AgResults is a $122 million experiment designed to answer the following question: can incentive-based prize contests, notable for successes in spurring the aviation and space industries, help solve market failures in agricultural development? Instead of “pushing” actors to adopt improved technologies and practices, AgResults “pulls” actors to achieve success by paying only for results.
The AgResults Vietnam GHG Emissions Reduction Pilot is testing our central hypothesis in a critical sector: rice production in Vietnam. Typical Vietnamese smallholder rice crop management practices often result in high emissions of methane and nitrous oxide greenhouse gases (GHGs).
The Vietnam Pilot incents the testing and widespread use by smallholder farmers of novel tools, products, and practices that reduce GHG emissions and increase yields. The Pilot targets the Thai Binh province near Hanoi in northern Vietnam, and contains two phases:
- Phase I: Low GHG Technology and Agronomic Practice Adoption: Contest participants, including private sector actors from across Vietnam’s rice industry, will test their technology and management packages on controlled plots during two rice-growing seasons. AgResults will use direct, field-based measurement to determine yield increases and GHG reductions, as well as verify the use of proposed new technologies, in order to award Phase I prizes.
- Phase II: Scaling of behaviors, tools and products to large numbers of farmers: Participants will work over four rice growing seasons to get as many farmers as possible to adopt the Phase I-tested technology package. AgResults will award prizes after each season based on reduced GHG emissions, increased yields, number of farmers reached, and repeated use of the technology by farmers.
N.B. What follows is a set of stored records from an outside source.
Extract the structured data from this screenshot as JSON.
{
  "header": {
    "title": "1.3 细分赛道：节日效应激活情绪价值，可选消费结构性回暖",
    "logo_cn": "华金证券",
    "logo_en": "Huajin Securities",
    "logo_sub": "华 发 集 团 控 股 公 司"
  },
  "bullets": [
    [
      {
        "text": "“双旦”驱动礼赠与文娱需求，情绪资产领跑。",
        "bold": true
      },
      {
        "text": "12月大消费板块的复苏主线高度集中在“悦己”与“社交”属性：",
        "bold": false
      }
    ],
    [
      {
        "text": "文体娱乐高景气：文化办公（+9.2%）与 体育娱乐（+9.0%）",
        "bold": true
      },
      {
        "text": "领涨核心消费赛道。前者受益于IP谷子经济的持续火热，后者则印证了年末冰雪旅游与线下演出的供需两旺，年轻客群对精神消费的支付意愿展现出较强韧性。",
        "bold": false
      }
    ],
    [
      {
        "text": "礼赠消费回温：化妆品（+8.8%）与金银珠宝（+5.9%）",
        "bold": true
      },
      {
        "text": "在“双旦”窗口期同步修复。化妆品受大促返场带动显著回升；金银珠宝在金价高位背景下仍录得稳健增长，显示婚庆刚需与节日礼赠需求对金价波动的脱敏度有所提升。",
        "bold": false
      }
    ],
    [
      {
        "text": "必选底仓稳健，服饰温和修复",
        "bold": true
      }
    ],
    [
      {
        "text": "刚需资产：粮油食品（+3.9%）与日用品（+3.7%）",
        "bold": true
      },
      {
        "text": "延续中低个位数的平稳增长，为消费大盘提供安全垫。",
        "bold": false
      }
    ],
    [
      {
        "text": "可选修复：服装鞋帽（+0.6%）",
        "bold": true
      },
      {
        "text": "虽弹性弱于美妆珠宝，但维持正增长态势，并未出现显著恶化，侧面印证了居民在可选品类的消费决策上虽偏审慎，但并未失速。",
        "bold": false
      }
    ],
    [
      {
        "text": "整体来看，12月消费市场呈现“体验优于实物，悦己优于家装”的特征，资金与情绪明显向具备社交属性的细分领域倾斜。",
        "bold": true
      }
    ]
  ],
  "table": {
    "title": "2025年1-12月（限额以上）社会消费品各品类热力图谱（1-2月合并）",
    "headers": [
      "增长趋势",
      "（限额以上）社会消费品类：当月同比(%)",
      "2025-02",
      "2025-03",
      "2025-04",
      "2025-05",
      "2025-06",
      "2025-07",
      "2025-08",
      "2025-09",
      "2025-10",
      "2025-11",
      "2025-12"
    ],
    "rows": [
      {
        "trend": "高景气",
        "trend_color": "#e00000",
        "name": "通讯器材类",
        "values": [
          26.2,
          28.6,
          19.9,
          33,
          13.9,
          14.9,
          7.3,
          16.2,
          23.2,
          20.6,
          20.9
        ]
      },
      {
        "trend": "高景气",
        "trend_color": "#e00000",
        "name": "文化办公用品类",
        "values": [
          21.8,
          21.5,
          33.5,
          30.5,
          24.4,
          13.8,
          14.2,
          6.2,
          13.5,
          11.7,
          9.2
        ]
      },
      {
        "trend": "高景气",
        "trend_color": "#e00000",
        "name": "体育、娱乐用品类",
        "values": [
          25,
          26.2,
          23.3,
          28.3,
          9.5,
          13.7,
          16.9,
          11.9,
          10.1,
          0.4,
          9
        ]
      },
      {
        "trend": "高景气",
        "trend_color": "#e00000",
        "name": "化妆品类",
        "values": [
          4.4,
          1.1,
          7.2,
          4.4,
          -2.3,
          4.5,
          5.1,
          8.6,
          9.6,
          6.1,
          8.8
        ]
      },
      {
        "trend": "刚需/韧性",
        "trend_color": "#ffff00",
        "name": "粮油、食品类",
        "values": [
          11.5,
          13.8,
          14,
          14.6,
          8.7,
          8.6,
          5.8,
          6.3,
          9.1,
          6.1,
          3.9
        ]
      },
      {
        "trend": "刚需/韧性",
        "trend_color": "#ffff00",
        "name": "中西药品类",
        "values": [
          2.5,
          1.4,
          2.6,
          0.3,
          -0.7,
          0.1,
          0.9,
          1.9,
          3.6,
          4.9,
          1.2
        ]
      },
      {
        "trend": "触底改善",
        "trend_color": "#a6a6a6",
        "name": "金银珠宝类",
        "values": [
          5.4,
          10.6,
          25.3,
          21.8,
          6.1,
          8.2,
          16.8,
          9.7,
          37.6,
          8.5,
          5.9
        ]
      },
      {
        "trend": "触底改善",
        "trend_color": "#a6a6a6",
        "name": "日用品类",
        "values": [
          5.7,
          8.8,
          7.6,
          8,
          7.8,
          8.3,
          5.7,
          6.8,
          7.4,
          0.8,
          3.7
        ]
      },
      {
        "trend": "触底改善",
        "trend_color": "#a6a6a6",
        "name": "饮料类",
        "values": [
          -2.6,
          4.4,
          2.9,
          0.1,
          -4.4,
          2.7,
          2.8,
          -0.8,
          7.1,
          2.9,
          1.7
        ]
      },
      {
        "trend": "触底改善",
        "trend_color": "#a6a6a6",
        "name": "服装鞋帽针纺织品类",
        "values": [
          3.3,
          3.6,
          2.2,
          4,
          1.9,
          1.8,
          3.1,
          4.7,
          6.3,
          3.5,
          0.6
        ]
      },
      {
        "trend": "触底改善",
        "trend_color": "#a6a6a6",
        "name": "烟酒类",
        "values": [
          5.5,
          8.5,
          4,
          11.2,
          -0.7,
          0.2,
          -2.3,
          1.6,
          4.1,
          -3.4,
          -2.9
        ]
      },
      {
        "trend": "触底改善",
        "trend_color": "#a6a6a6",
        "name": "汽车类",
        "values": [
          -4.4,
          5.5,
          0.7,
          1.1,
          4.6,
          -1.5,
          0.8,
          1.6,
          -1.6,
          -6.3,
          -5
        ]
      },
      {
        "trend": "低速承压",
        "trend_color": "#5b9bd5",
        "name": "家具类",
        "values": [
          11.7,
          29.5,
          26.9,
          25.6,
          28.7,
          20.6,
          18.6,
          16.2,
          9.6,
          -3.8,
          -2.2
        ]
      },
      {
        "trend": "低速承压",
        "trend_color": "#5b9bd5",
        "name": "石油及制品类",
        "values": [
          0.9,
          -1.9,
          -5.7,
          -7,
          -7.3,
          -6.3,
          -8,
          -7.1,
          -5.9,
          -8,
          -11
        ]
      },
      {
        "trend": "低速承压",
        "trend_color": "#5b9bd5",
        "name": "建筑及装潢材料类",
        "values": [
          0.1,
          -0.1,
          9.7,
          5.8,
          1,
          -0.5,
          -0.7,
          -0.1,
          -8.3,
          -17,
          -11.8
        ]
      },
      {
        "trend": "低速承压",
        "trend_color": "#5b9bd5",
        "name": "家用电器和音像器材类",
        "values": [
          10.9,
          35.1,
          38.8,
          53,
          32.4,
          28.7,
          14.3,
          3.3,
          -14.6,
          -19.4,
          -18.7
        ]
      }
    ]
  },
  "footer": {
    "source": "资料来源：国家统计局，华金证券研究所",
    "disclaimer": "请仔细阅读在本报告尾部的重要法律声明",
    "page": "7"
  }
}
A key challenge in the Vietnam Pilot is setting up fair and cost-effective verification. In Phase II, it would be impossible to measure GHG emissions and yields at the field level across potentially tens of thousands of rice plots. Therefore, we will rely on an integrated ICT package developed by the verifier, Applied GeoSolutions.
Contest Verification Technology
The system includes two sets of data: geospatial and remote sensing data. Geospatial data, collected through custom smartphone apps and uploaded to the cloud, allows us before each growing season to map each field and associated planned technology to be used on that field.
The remote sensing data, including both optical and synthetic-aperture radar sensing, allows us to identify major cropping events, including clearing, transplanting, flooding, and harvesting. When mapped to the geospatial data, we can ascertain with relatively high certainty whether or not a farmer actually implemented the planned technology package on that particular field.
From that exercise, we can score each contest participant’s seasonal progress and award appropriate prizes.
What About Outcome Sustainability?
A critical learning question concerns the sustainability of any outcomes. If we manage to incentivize improved farming practices through a prize contest, will actors continue to use those practices after we award the final prizes?
The proposed verification system may offer one potential outcome through its efficient data collection, robust quantification, and a high level of government buy-in. These pieces could form the basis of Vietnam’s rice sector participation in international carbon trading markets.
Recently, US rice farmers sold the first farming carbon credits on California’s carbon market – using verification protocols similar to those we plan to use in Vietnam.
Ultimately, the idea of a prize contest is to catalyze change and allow the market to find innovative paths to success. Whatever happens during and beyond the contest, we are excited to see the high level of initial participation by the Vietnam rice sector, and are eager to review the results as the Phases unfold.